Lamborghini 350 GT Goes Back to Geneva 60 Years After Debut, It Aged Like Fine Wine

hace 2 meses - 19 marzo 2024, autoevolution
Lamborghini 350 GT Goes Back to Geneva 60 Years After Debut, It Aged Like Fine Wine
The Lamborghini 350 GT is making a comeback at Geneva. The model debuted at the Swiss Motor Show back in 1964. Sixty years later, it flaunts elegant looks, proving that it aged like fine wine.

Ferruccio Lamborghini himself unveiled the Lamborghini 350 GT. He had founded the company just months before, presented its first prototype, the 350 GTV, in October 1963, and officially introduced it in March 1964.

The one on display in Geneva was chassis number 1. It was painted in Metallic Green with a white interior. Subsequently used as a test model for development and endurance tests, the first produced 350 GT turned into a pile of metal following a rear-end collision while stopping at traffic lights. And that was the end of it.

Lamborghini has taken chassis number 2 to Geneva this spring for a photo shoot around the city where the model made its debut to mark the six-decade anniversary. It comes in Metallic Gray and sports a red leather interior. GT 350 chassis number 2 drove through the gate of the Sant'Agata Bolognese factory on August 15, 1964. Restored and certified by Lamborghini Polo Storico, it is, today, the oldest production Lamborghini in existence.

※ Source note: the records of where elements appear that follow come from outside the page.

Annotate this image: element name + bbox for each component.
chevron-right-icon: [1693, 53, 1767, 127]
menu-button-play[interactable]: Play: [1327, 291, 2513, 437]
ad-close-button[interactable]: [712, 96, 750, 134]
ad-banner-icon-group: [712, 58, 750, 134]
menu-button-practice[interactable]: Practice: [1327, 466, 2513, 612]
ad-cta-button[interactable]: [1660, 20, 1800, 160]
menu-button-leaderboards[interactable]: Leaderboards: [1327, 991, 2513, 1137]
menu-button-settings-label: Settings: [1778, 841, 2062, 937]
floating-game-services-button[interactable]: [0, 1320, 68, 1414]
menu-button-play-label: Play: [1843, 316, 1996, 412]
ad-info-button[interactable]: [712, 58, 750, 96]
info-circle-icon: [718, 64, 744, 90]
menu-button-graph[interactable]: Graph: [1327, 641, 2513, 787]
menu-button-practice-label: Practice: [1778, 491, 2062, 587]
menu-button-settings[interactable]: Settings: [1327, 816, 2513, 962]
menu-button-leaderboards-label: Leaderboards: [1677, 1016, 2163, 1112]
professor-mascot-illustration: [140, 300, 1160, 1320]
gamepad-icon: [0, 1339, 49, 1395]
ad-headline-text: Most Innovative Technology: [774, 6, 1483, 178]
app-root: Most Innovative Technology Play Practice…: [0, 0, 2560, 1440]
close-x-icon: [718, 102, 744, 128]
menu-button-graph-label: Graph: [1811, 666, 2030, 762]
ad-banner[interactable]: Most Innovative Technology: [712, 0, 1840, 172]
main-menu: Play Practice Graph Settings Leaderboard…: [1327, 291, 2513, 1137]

The model was designed by Franco Scaglione and built at Carrozzeria Sargiotto in Turin, while engineer Giampaolo Dallara was responsible for the chassis and frame. It came with flowing lines and displayed the bull symbol, while the finest leather covers the two front seats and one central rear seat.

A 3.5-liter V12 engine carried over from motor racing, sporting four overhead camshafts, engineered by Giotto Bizzarrini and adapted for road use by Paolo Stanzani, powered the 350 GT. It generated 320 metric horsepower, and it made a dramatic noise that Ferruccio Lamborghini impressed visitors and customers alike in Geneva.

Lamborghini increased the capacity of the 3.5-liter V12 to 4.0-liter just months later in the 400 GT, turning it into an icon. It was the engine that the carmaker used for the upcoming 40 years.

It found room in a longitudinal position in the 400 GT, Islero, Jeramy, Espada, and LM 002. Meanwhile, the Miura received it in a rear transverse position. The Countach and the Diablo were powered by the same engine mounted in a rear longitudinal layout.

The first customer to receive the new 350 GT was drummer Giampiero Giusti from the jazz band "I 5 di Lucca," later turning into the "Quartet di Lucca." The move got the attention of celebrities. A string of actors and musicians were suddenly interested in what Lamborghini rolled out in Sant’Agata Bolognese.

The car also showed up in the 1967 Columbia Pictures movie "Kill Me Quick, I'm Cold," where it was driven by the leading couple Monica Vitti and Jean Sore.